Publication year - 2001
Publication title -
proteins: structure, function, and bioinformatics
Language(s) - English
Resource type - Journals
SCImago Journal Rank - 1.699
H-Index - 191
eISSN - 1097-0134
pISSN - 0887-3585
DOI - 10.1002/prot.1097
Subject(s) - dipeptide , sequence motif , consensus sequence , peptide sequence , amino acid , cysteine , conserved sequence , biology , motif (music) , sequence analysis , structural motif , genetics , sequence (biology) , computational biology , biochemistry , enzyme , gene , physics , acoustics
This report describes the application of a simple computational tool, AAPAIR.TAB, for the systematic analysis of the cysteine‐rich EGF, Sushi, and Laminin motif/sequence families at the two‐amino acid level.
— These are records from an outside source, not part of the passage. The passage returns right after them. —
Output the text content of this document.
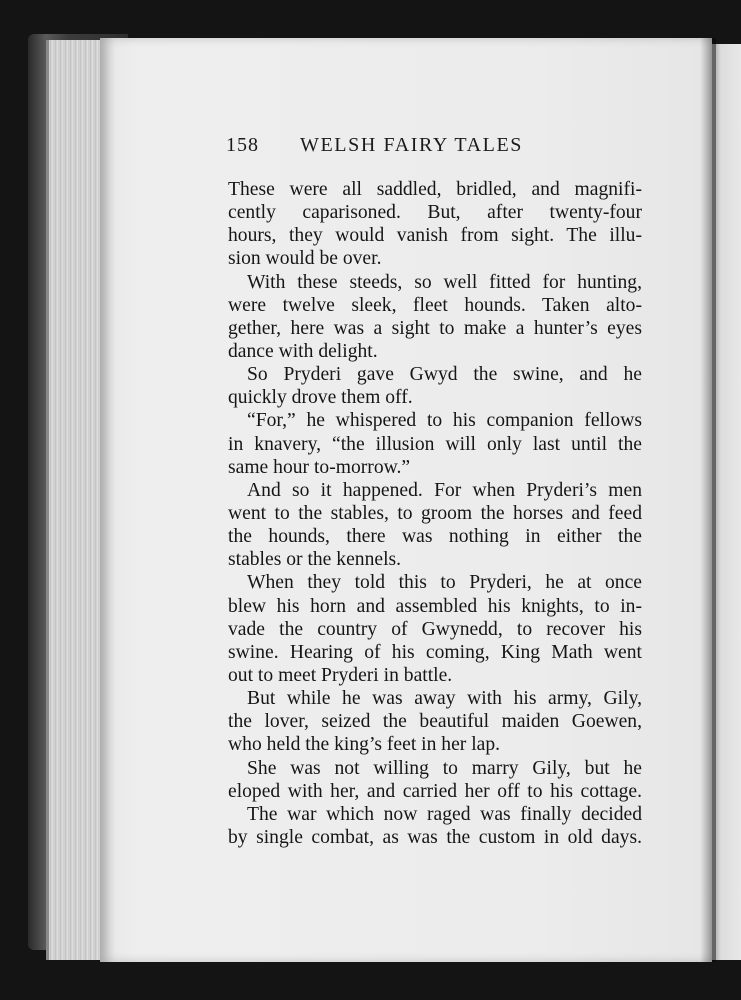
158 WELSH FAIRY TALES
These were all saddled, bridled, and magnifi-
cently caparisoned. But, after twenty-four
hours, they would vanish from sight. The illu-
sion would be over.
With these steeds, so well fitted for hunting,
were twelve sleek, fleet hounds. Taken alto-
gether, here was a sight to make a hunter’s eyes
dance with delight.
So Pryderi gave Gwyd the swine, and he
quickly drove them off.
“For,” he whispered to his companion fellows
in knavery, “the illusion will only last until the
same hour to-morrow.”
And so it happened. For when Pryderi’s men
went to the stables, to groom the horses and feed
the hounds, there was nothing in either the
stables or the kennels.
When they told this to Pryderi, he at once
blew his horn and assembled his knights, to in-
vade the country of Gwynedd, to recover his
swine. Hearing of his coming, King Math went
out to meet Pryderi in battle.
But while he was away with his army, Gily,
the lover, seized the beautiful maiden Goewen,
who held the king’s feet in her lap.
She was not willing to marry Gily, but he
eloped with her, and carried her off to his cottage.
The war which now raged was finally decided
by single combat, as was the custom in old days.
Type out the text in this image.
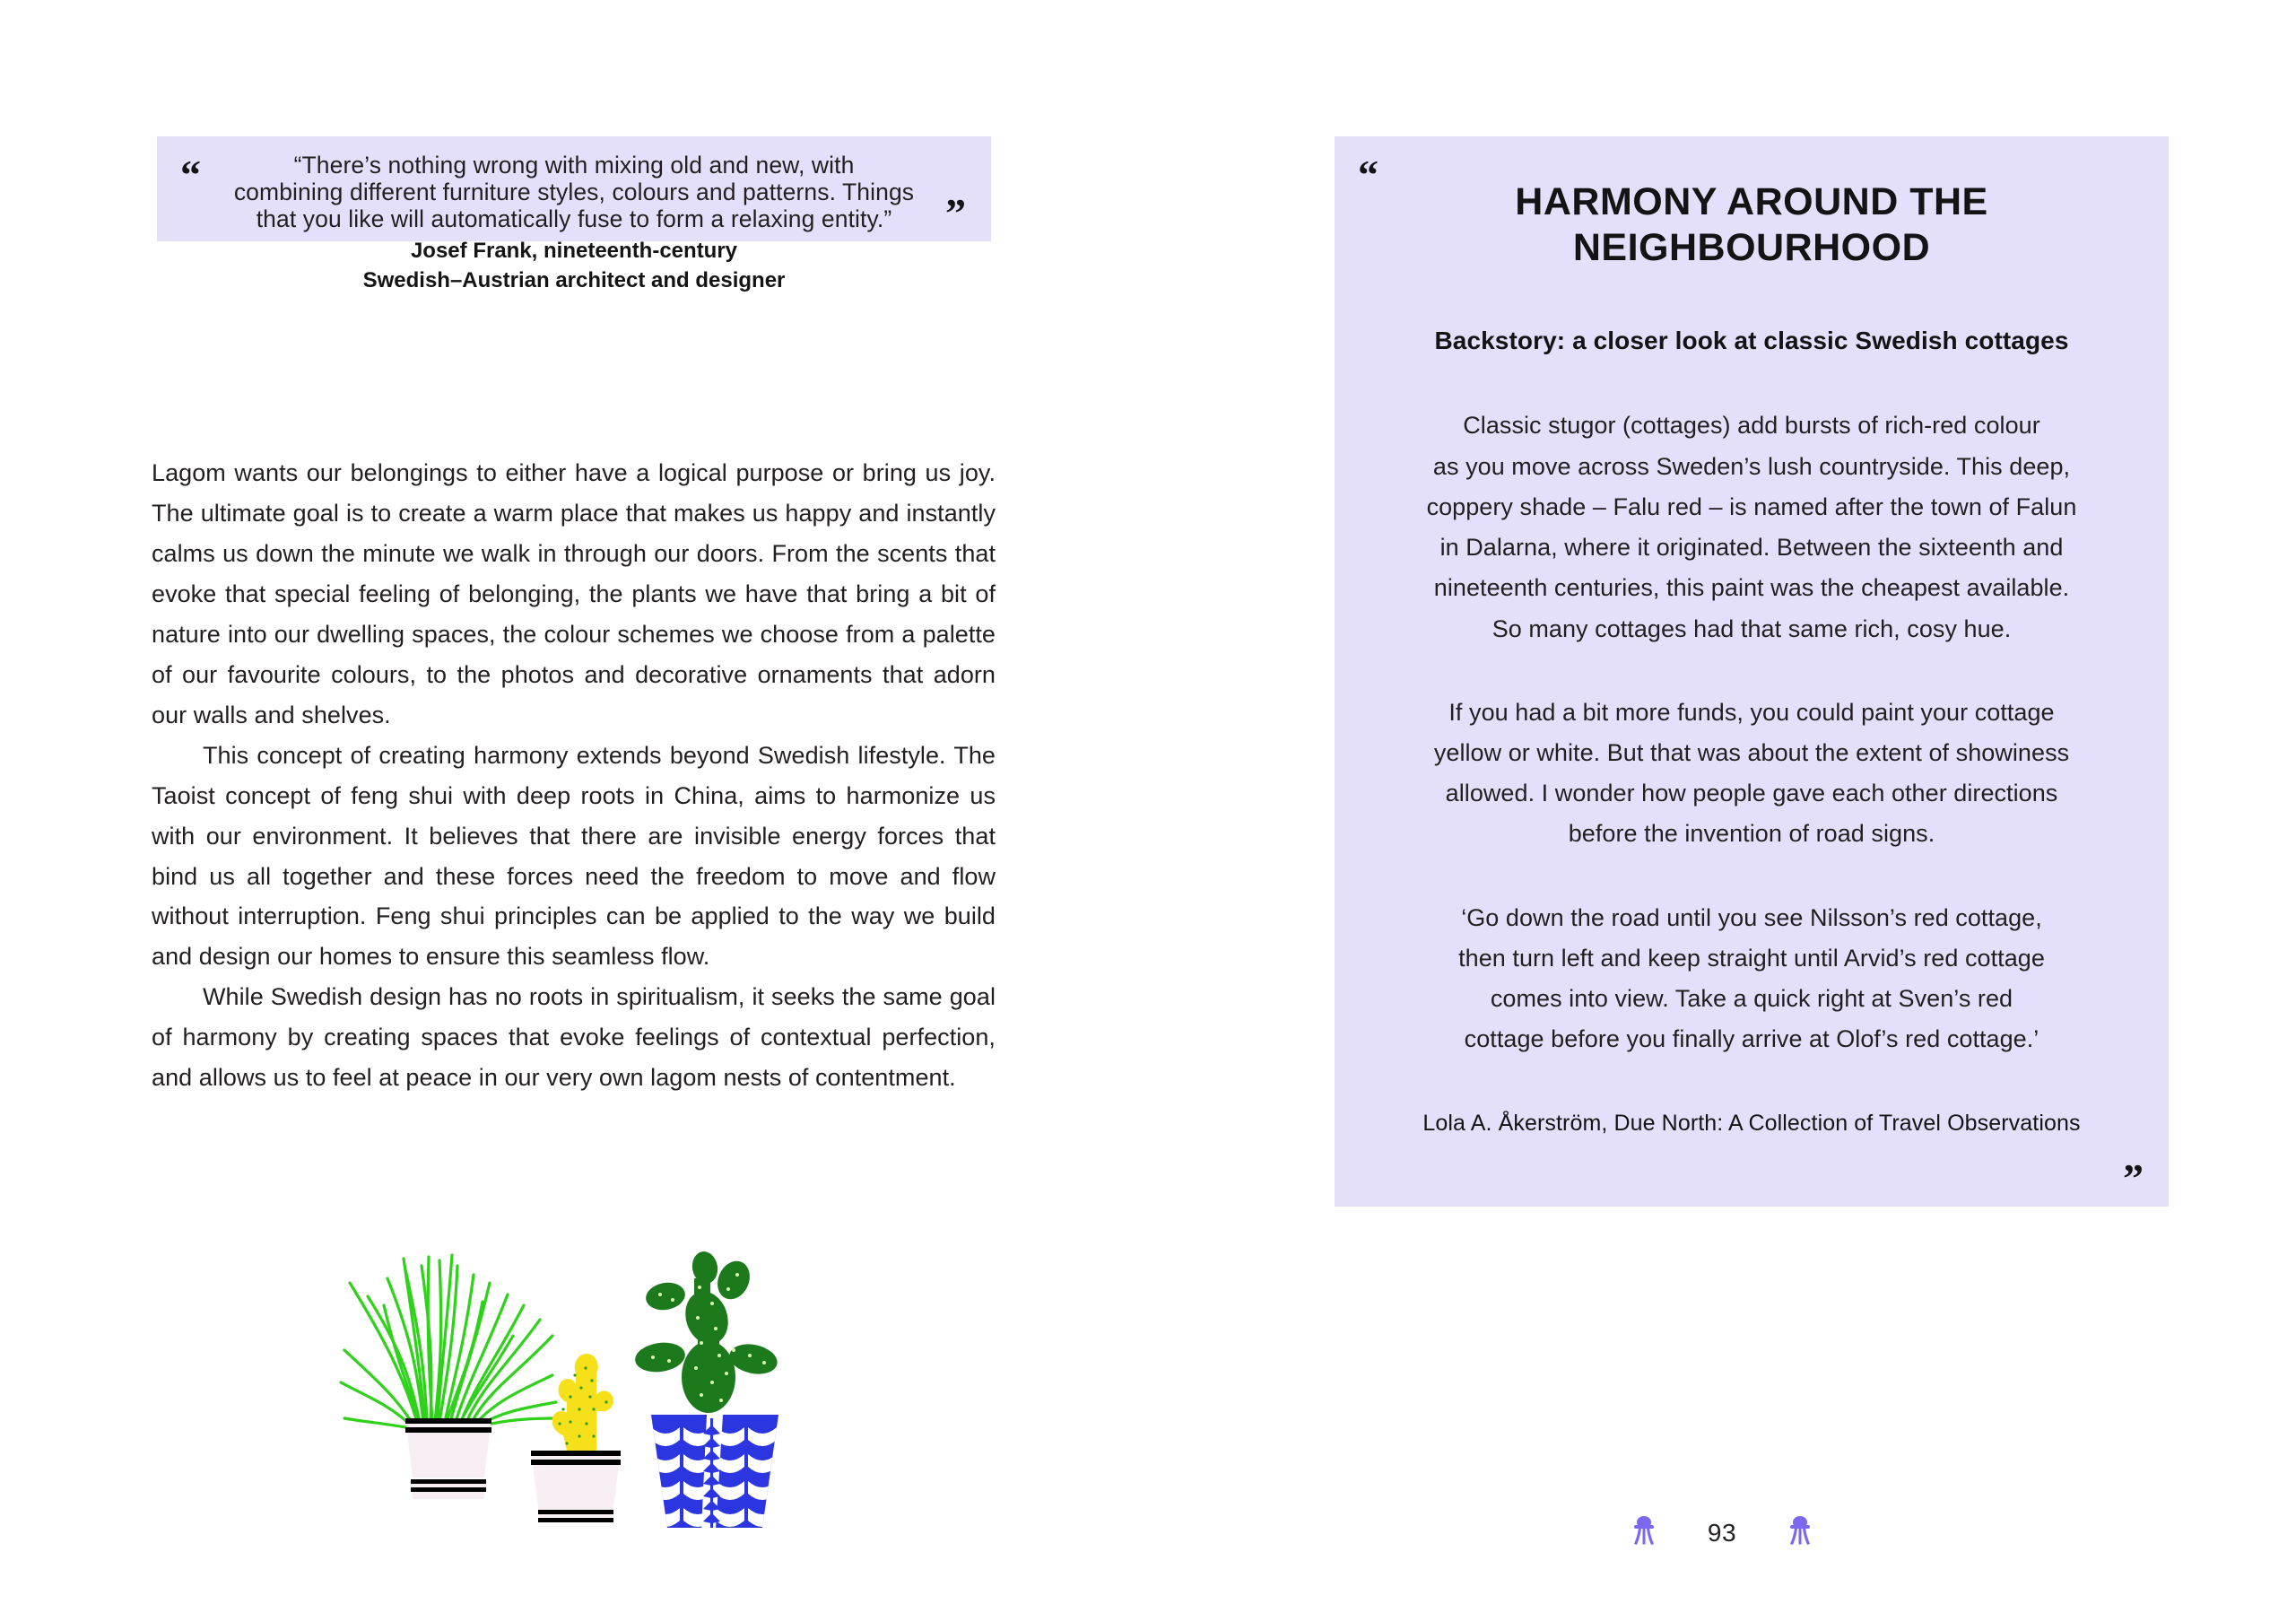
“
”
“There’s nothing wrong with mixing old and new, with
combining different furniture styles, colours and patterns. Things
that you like will automatically fuse to form a relaxing entity.”
Josef Frank, nineteenth-century
Swedish–Austrian architect and designer

Lagom wants our belongings to either have a logical purpose or bring us joy. The ultimate goal is to create a warm place that makes us happy and instantly calms us down the minute we walk in through our doors. From the scents that evoke that special feeling of belonging, the plants we have that bring a bit of nature into our dwelling spaces, the colour schemes we choose from a palette of our favourite colours, to the photos and decorative ornaments that adorn our walls and shelves.

This concept of creating harmony extends beyond Swedish lifestyle. The Taoist concept of feng shui with deep roots in China, aims to harmonize us with our environment. It believes that there are invisible energy forces that bind us all together and these forces need the freedom to move and flow without interruption. Feng shui principles can be applied to the way we build and design our homes to ensure this seamless flow.

While Swedish design has no roots in spiritualism, it seeks the same goal of harmony by creating spaces that evoke feelings of contextual perfection, and allows us to feel at peace in our very own lagom nests of contentment.

“
”
HARMONY AROUND THE NEIGHBOURHOOD
Backstory: a closer look at classic Swedish cottages
Classic stugor (cottages) add bursts of rich-red colour
as you move across Sweden’s lush countryside. This deep,
coppery shade – Falu red – is named after the town of Falun
in Dalarna, where it originated. Between the sixteenth and
nineteenth centuries, this paint was the cheapest available.
So many cottages had that same rich, cosy hue.
If you had a bit more funds, you could paint your cottage
yellow or white. But that was about the extent of showiness
allowed. I wonder how people gave each other directions
before the invention of road signs.
‘Go down the road until you see Nilsson’s red cottage,
then turn left and keep straight until Arvid’s red cottage
comes into view. Take a quick right at Sven’s red
cottage before you finally arrive at Olof’s red cottage.’
Lola A. Åkerström, Due North: A Collection of Travel Observations
93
Automated dipeptide frequency/bias analysis detects preferences in the distribution of amino acids in established protein families, by determining which “ordered dipeptides” occur most frequently in comprehensive motif‐specific sequence data sets. Graphic display of the dipeptide frequency/bias data revealed family‐specific preferences for certain dipeptides, but more importantly detected a shared preference for employment of the ordered dipeptides Gly–Tyr (GY) and Gly–Phe (GF) in all three protein families. The dipeptide Asn–Gly (NG) also exhibited high‐frequency and bias in the EGF and Sushi motif families, whereas Asn–Thr (NT) was distinguished in the Laminin family. Evaluation of the distribution of dipeptides identified by frequency/bias analysis subsequently revealed the highly restricted localization of the G(F/Y) and N(G/T) sequence elements at two separate sites of extreme conservation in the consensus sequence of all three sequence families. The similar employment of the high‐frequency/bias dipeptides in three distinct protein sequence families was further correlated with the concurrence of these shared molecular determinants at similar positions within the distinctive scaffolds of three structurally divergent, but similarly employed, motif modules. Proteins 2001;44:321–328. © 2001 Wiley‐Liss, Inc.